Modular organization along behavior boundaries
Transitioning from analysis to design is the most vulnerable phase of the lifecycle. Under time pressure, often inadequately detailed or over-detailed requirements are directly translated to disjoint design artifacts. VDM provides a framework of core and optional semantic constructs and behaviors. These modular elements easily map to requirements and are supported by pre-elaborated implementations we call design patterns. Two premises we accept are
  • Requirements will evolve and change
  • Assembling and adapting well understood design patterns reduces defects and avoids the "afterthought design" syndrome.
Separation of concerns
Approaching dimensional design through disjoint structural elements such as dimensions, facts and aggregates is like missing the forest for the trees. In VDM we organize design elements along "aspects" of system functionality, i.e. data access or data provisioning, and along functional boundaries defined in the core entities or abstract behaviors. These elements are clearly elaborated, maintained and understood independently with minimal coupling, and they are built so that they can be synthesized into complex but coherent systems.
Proportionality principle
This principle, simply put, states that in a well designed system small changes in requirements correspond to small change of design artifacts while bigger changes should correspond to proportionally bigger changes in the design world. This is a tall order with large database systems where the nature of SQL, data sharing, performance and availability pose competing pressures. Some of these issues are addressed by automating DDL and script generation as discussed under "automation" below.
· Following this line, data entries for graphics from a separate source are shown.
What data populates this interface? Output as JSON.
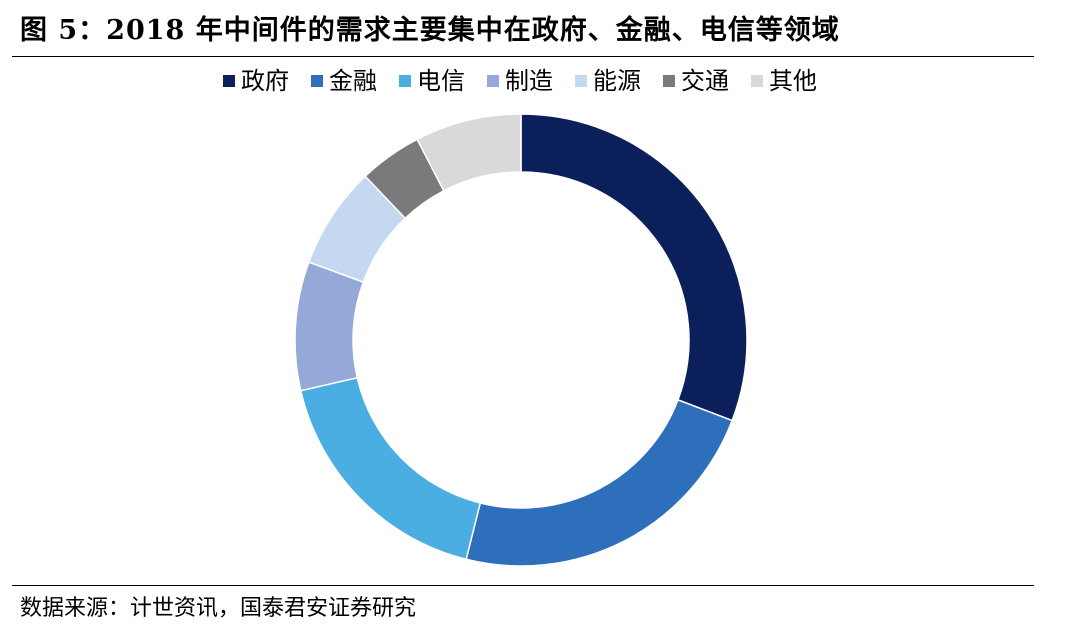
{
  "figure": {
    "title": "图 5：2018 年中间件的需求主要集中在政府、金融、电信等领域",
    "source": "数据来源：计世资讯，国泰君安证券研究"
  },
  "chart_data": {
    "type": "pie",
    "donut": true,
    "legend_position": "top",
    "categories": [
      "政府",
      "金融",
      "电信",
      "制造",
      "能源",
      "交通",
      "其他"
    ],
    "values": [
      30.8,
      23.1,
      17.5,
      9.2,
      7.3,
      4.5,
      7.6
    ],
    "colors": [
      "#0b1f5b",
      "#2e6fbc",
      "#4aaee3",
      "#94a9d8",
      "#c4d9ef",
      "#7a7a7a",
      "#d9d9d9"
    ],
    "start_angle_deg": 0,
    "direction": "clockwise"
  }
}
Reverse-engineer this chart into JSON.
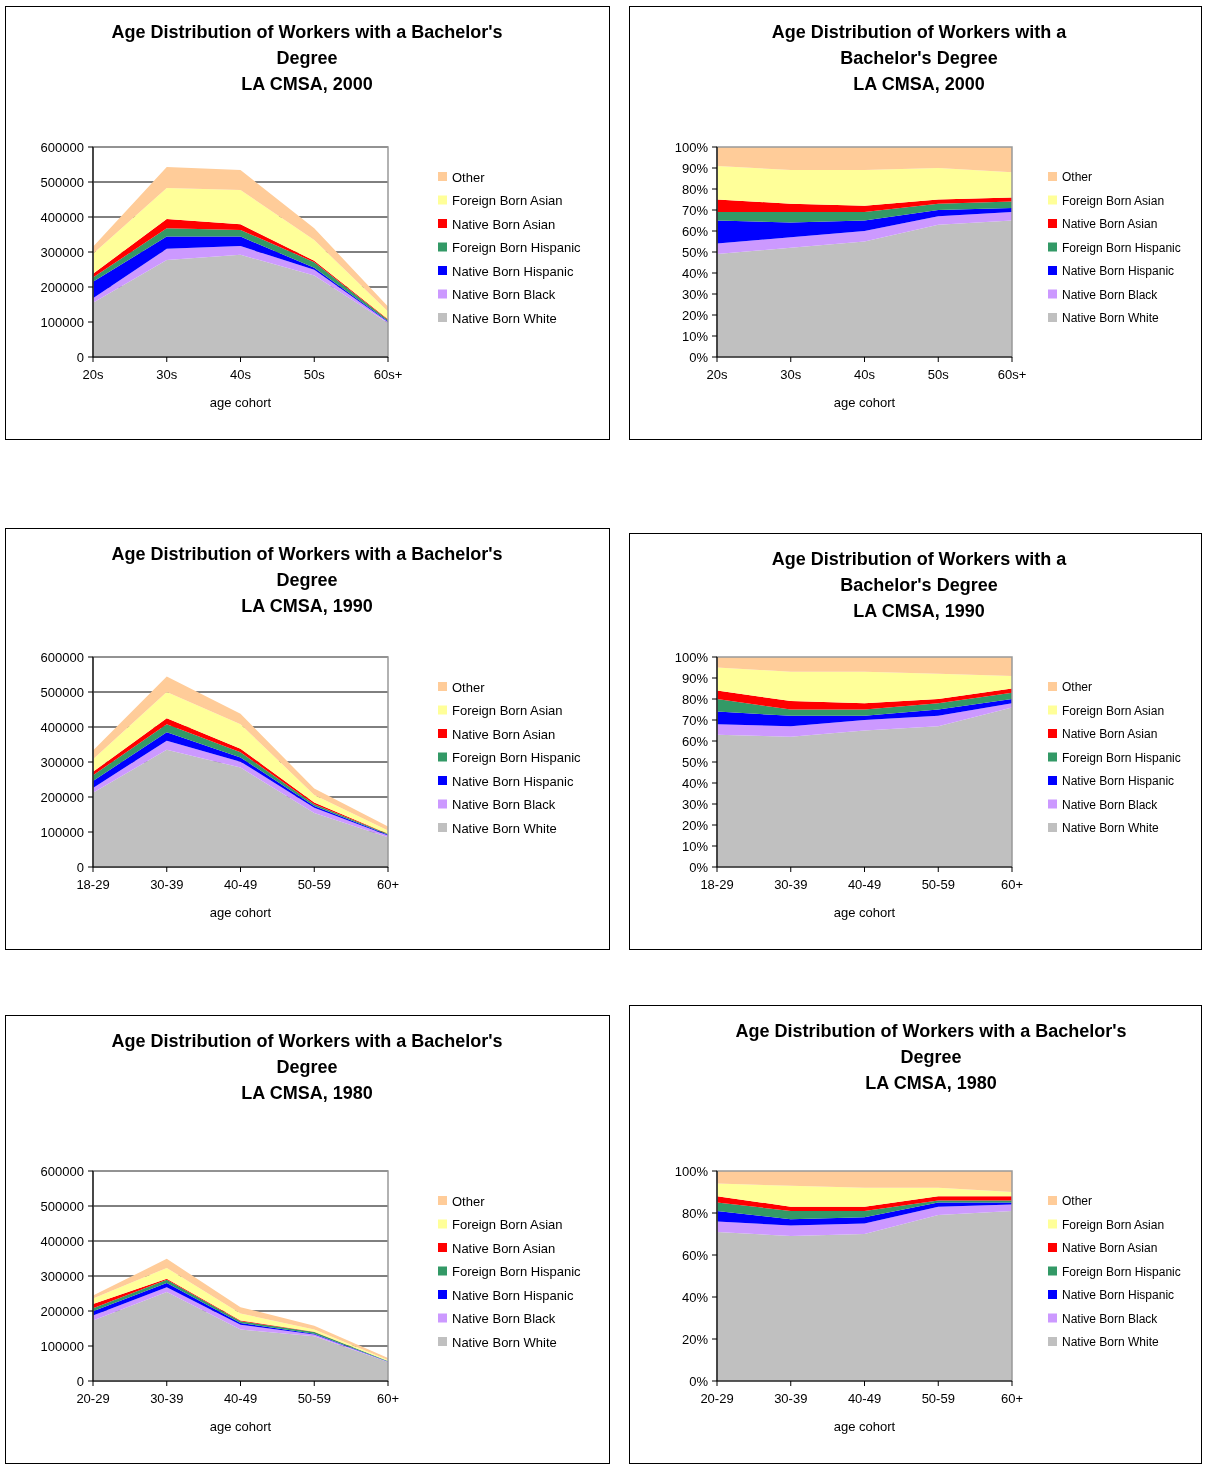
{
  "chart_data": [
    {
      "type": "area",
      "title": "Age Distribution of Workers with a Bachelor's Degree",
      "subtitle": "LA CMSA, 2000",
      "xlabel": "age cohort",
      "categories": [
        "20s",
        "30s",
        "40s",
        "50s",
        "60s+"
      ],
      "stacked": true,
      "ylim": [
        0,
        600000
      ],
      "yticks": [
        0,
        100000,
        200000,
        300000,
        400000,
        500000,
        600000
      ],
      "grid": "y",
      "legend": "right",
      "series": [
        {
          "name": "Native Born White",
          "color": "#c0c0c0",
          "values": [
            155000,
            277000,
            292000,
            233000,
            97000
          ]
        },
        {
          "name": "Native Born Black",
          "color": "#cc99ff",
          "values": [
            13000,
            32000,
            25000,
            16000,
            3000
          ]
        },
        {
          "name": "Native Born Hispanic",
          "color": "#0000ff",
          "values": [
            47000,
            35000,
            27000,
            6000,
            2000
          ]
        },
        {
          "name": "Foreign Born Hispanic",
          "color": "#339966",
          "values": [
            12000,
            24000,
            19000,
            16000,
            4000
          ]
        },
        {
          "name": "Native Born Asian",
          "color": "#ff0000",
          "values": [
            11000,
            26000,
            16000,
            4000,
            2000
          ]
        },
        {
          "name": "Foreign Born Asian",
          "color": "#ffff99",
          "values": [
            57000,
            89000,
            98000,
            59000,
            22000
          ]
        },
        {
          "name": "Other",
          "color": "#ffcc99",
          "values": [
            20000,
            60000,
            57000,
            34000,
            14000
          ]
        }
      ]
    },
    {
      "type": "area",
      "title": "Age Distribution of Workers with a Bachelor's Degree",
      "subtitle": "LA CMSA, 2000",
      "xlabel": "age cohort",
      "categories": [
        "20s",
        "30s",
        "40s",
        "50s",
        "60s+"
      ],
      "stacked": true,
      "ylim": [
        0,
        100
      ],
      "yticks": [
        {
          "value": 0,
          "label": "0%"
        },
        {
          "value": 10,
          "label": "10%"
        },
        {
          "value": 20,
          "label": "20%"
        },
        {
          "value": 30,
          "label": "30%"
        },
        {
          "value": 40,
          "label": "40%"
        },
        {
          "value": 50,
          "label": "50%"
        },
        {
          "value": 60,
          "label": "60%"
        },
        {
          "value": 70,
          "label": "70%"
        },
        {
          "value": 80,
          "label": "80%"
        },
        {
          "value": 90,
          "label": "90%"
        },
        {
          "value": 100,
          "label": "100%"
        }
      ],
      "legend": "right",
      "series": [
        {
          "name": "Native Born White",
          "color": "#c0c0c0",
          "values": [
            49,
            52,
            55,
            63,
            65
          ]
        },
        {
          "name": "Native Born Black",
          "color": "#cc99ff",
          "values": [
            5,
            5,
            5,
            4,
            4
          ]
        },
        {
          "name": "Native Born Hispanic",
          "color": "#0000ff",
          "values": [
            11,
            7,
            5,
            3,
            2
          ]
        },
        {
          "name": "Foreign Born Hispanic",
          "color": "#339966",
          "values": [
            4,
            5,
            4,
            3,
            3
          ]
        },
        {
          "name": "Native Born Asian",
          "color": "#ff0000",
          "values": [
            6,
            4,
            3,
            2,
            2
          ]
        },
        {
          "name": "Foreign Born Asian",
          "color": "#ffff99",
          "values": [
            16,
            16,
            17,
            15,
            12
          ]
        },
        {
          "name": "Other",
          "color": "#ffcc99",
          "values": [
            9,
            11,
            11,
            10,
            12
          ]
        }
      ]
    },
    {
      "type": "area",
      "title": "Age Distribution of Workers with a Bachelor's Degree",
      "subtitle": "LA CMSA, 1990",
      "xlabel": "age cohort",
      "categories": [
        "18-29",
        "30-39",
        "40-49",
        "50-59",
        "60+"
      ],
      "stacked": true,
      "ylim": [
        0,
        600000
      ],
      "yticks": [
        0,
        100000,
        200000,
        300000,
        400000,
        500000,
        600000
      ],
      "grid": "y",
      "legend": "right",
      "series": [
        {
          "name": "Native Born White",
          "color": "#c0c0c0",
          "values": [
            212000,
            335000,
            284000,
            154000,
            85000
          ]
        },
        {
          "name": "Native Born Black",
          "color": "#cc99ff",
          "values": [
            14000,
            26000,
            17000,
            15000,
            5000
          ]
        },
        {
          "name": "Native Born Hispanic",
          "color": "#0000ff",
          "values": [
            20000,
            24000,
            12000,
            5000,
            2000
          ]
        },
        {
          "name": "Foreign Born Hispanic",
          "color": "#339966",
          "values": [
            16000,
            23000,
            15000,
            5000,
            2000
          ]
        },
        {
          "name": "Native Born Asian",
          "color": "#ff0000",
          "values": [
            10000,
            17000,
            10000,
            5000,
            1000
          ]
        },
        {
          "name": "Foreign Born Asian",
          "color": "#ffff99",
          "values": [
            36000,
            75000,
            70000,
            22000,
            9000
          ]
        },
        {
          "name": "Other",
          "color": "#ffcc99",
          "values": [
            25000,
            44000,
            30000,
            18000,
            12000
          ]
        }
      ]
    },
    {
      "type": "area",
      "title": "Age Distribution of Workers with a Bachelor's Degree",
      "subtitle": "LA CMSA, 1990",
      "xlabel": "age cohort",
      "categories": [
        "18-29",
        "30-39",
        "40-49",
        "50-59",
        "60+"
      ],
      "stacked": true,
      "ylim": [
        0,
        100
      ],
      "yticks": [
        {
          "value": 0,
          "label": "0%"
        },
        {
          "value": 10,
          "label": "10%"
        },
        {
          "value": 20,
          "label": "20%"
        },
        {
          "value": 30,
          "label": "30%"
        },
        {
          "value": 40,
          "label": "40%"
        },
        {
          "value": 50,
          "label": "50%"
        },
        {
          "value": 60,
          "label": "60%"
        },
        {
          "value": 70,
          "label": "70%"
        },
        {
          "value": 80,
          "label": "80%"
        },
        {
          "value": 90,
          "label": "90%"
        },
        {
          "value": 100,
          "label": "100%"
        }
      ],
      "legend": "right",
      "series": [
        {
          "name": "Native Born White",
          "color": "#c0c0c0",
          "values": [
            63,
            62,
            65,
            67,
            76
          ]
        },
        {
          "name": "Native Born Black",
          "color": "#cc99ff",
          "values": [
            5,
            5,
            5,
            5,
            2
          ]
        },
        {
          "name": "Native Born Hispanic",
          "color": "#0000ff",
          "values": [
            6,
            5,
            2,
            3,
            2
          ]
        },
        {
          "name": "Foreign Born Hispanic",
          "color": "#339966",
          "values": [
            6,
            3,
            3,
            3,
            3
          ]
        },
        {
          "name": "Native Born Asian",
          "color": "#ff0000",
          "values": [
            4,
            4,
            3,
            2,
            2
          ]
        },
        {
          "name": "Foreign Born Asian",
          "color": "#ffff99",
          "values": [
            11,
            14,
            15,
            12,
            6
          ]
        },
        {
          "name": "Other",
          "color": "#ffcc99",
          "values": [
            5,
            7,
            7,
            8,
            9
          ]
        }
      ]
    },
    {
      "type": "area",
      "title": "Age Distribution of Workers with a Bachelor's Degree",
      "subtitle": "LA CMSA, 1980",
      "xlabel": "age cohort",
      "categories": [
        "20-29",
        "30-39",
        "40-49",
        "50-59",
        "60+"
      ],
      "stacked": true,
      "ylim": [
        0,
        600000
      ],
      "yticks": [
        0,
        100000,
        200000,
        300000,
        400000,
        500000,
        600000
      ],
      "grid": "y",
      "legend": "right",
      "series": [
        {
          "name": "Native Born White",
          "color": "#c0c0c0",
          "values": [
            173000,
            254000,
            147000,
            128000,
            54000
          ]
        },
        {
          "name": "Native Born Black",
          "color": "#cc99ff",
          "values": [
            14000,
            14000,
            14000,
            5000,
            1000
          ]
        },
        {
          "name": "Native Born Hispanic",
          "color": "#0000ff",
          "values": [
            12000,
            12000,
            5000,
            2000,
            1000
          ]
        },
        {
          "name": "Foreign Born Hispanic",
          "color": "#339966",
          "values": [
            9000,
            9000,
            5000,
            5000,
            1000
          ]
        },
        {
          "name": "Native Born Asian",
          "color": "#ff0000",
          "values": [
            12000,
            3000,
            2000,
            1000,
            0
          ]
        },
        {
          "name": "Foreign Born Asian",
          "color": "#ffff99",
          "values": [
            16000,
            31000,
            20000,
            6000,
            3000
          ]
        },
        {
          "name": "Other",
          "color": "#ffcc99",
          "values": [
            8000,
            26000,
            18000,
            11000,
            6000
          ]
        }
      ]
    },
    {
      "type": "area",
      "title": "Age Distribution of Workers with a Bachelor's Degree",
      "subtitle": "LA CMSA, 1980",
      "xlabel": "age cohort",
      "categories": [
        "20-29",
        "30-39",
        "40-49",
        "50-59",
        "60+"
      ],
      "stacked": true,
      "ylim": [
        0,
        100
      ],
      "yticks": [
        {
          "value": 0,
          "label": "0%"
        },
        {
          "value": 20,
          "label": "20%"
        },
        {
          "value": 40,
          "label": "40%"
        },
        {
          "value": 60,
          "label": "60%"
        },
        {
          "value": 80,
          "label": "80%"
        },
        {
          "value": 100,
          "label": "100%"
        }
      ],
      "legend": "right",
      "series": [
        {
          "name": "Native Born White",
          "color": "#c0c0c0",
          "values": [
            71,
            69,
            70,
            79,
            81
          ]
        },
        {
          "name": "Native Born Black",
          "color": "#cc99ff",
          "values": [
            5,
            5,
            5,
            4,
            3
          ]
        },
        {
          "name": "Native Born Hispanic",
          "color": "#0000ff",
          "values": [
            5,
            3,
            3,
            2,
            1
          ]
        },
        {
          "name": "Foreign Born Hispanic",
          "color": "#339966",
          "values": [
            4,
            4,
            3,
            1,
            1
          ]
        },
        {
          "name": "Native Born Asian",
          "color": "#ff0000",
          "values": [
            3,
            2,
            2,
            2,
            2
          ]
        },
        {
          "name": "Foreign Born Asian",
          "color": "#ffff99",
          "values": [
            6,
            10,
            9,
            4,
            2
          ]
        },
        {
          "name": "Other",
          "color": "#ffcc99",
          "values": [
            6,
            7,
            8,
            8,
            10
          ]
        }
      ]
    }
  ]
}
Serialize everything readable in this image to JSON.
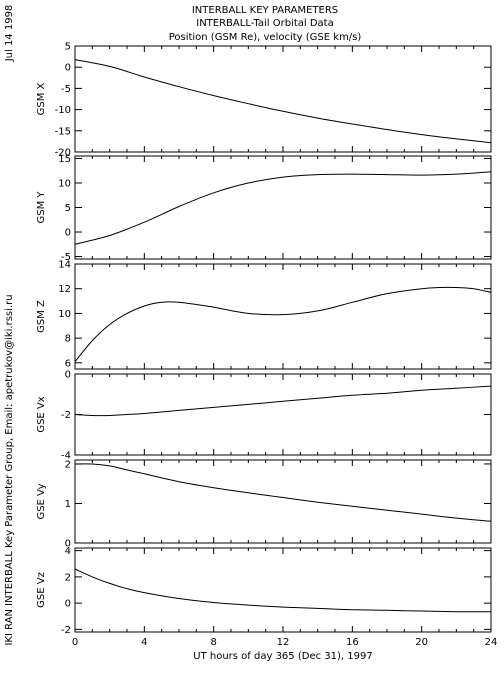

A complex system must satisfy well-thought operational use cases, for regular or exception situations. A system of measures must be provided to recognize internal consistency issues and assess on-going health regarding performance and quality. Finally, risk-mitigating methods for handling unexpected and complex corrections and changes must be provided.
VLDB, performance and availability
VDM has evolved from large data environments with performance and availability in mind. This makes some of the implementations more involved than what they could be for smaller systems.
Resilience and volatility isolation
To address both performance and availability in VLDB we have promoted the idea of isolating volatile data and minimizing change and redundancy. Maintenance processes are designed to be idempotent and tolerant of failure, restartable and often able to support retroactive corrections
Parallel Share-Nothing Database focus
VDM was born in a DB2/MVS environment in the early 90s and it has been successfully applied in Sybase and Oracle environments. Most of its application, however, is on VLDB applications on parallel share-nothing Unix-based systems such as DB2 or Teradata and parallel data flow ETL such as AbInitio and Torrent/Ascential/Data Stage.
To improve the quality of code, particularly in repetitive situations we adopt metadata-driven code generation and template-SQL/DDL, utilizing a system of structured comments and variables.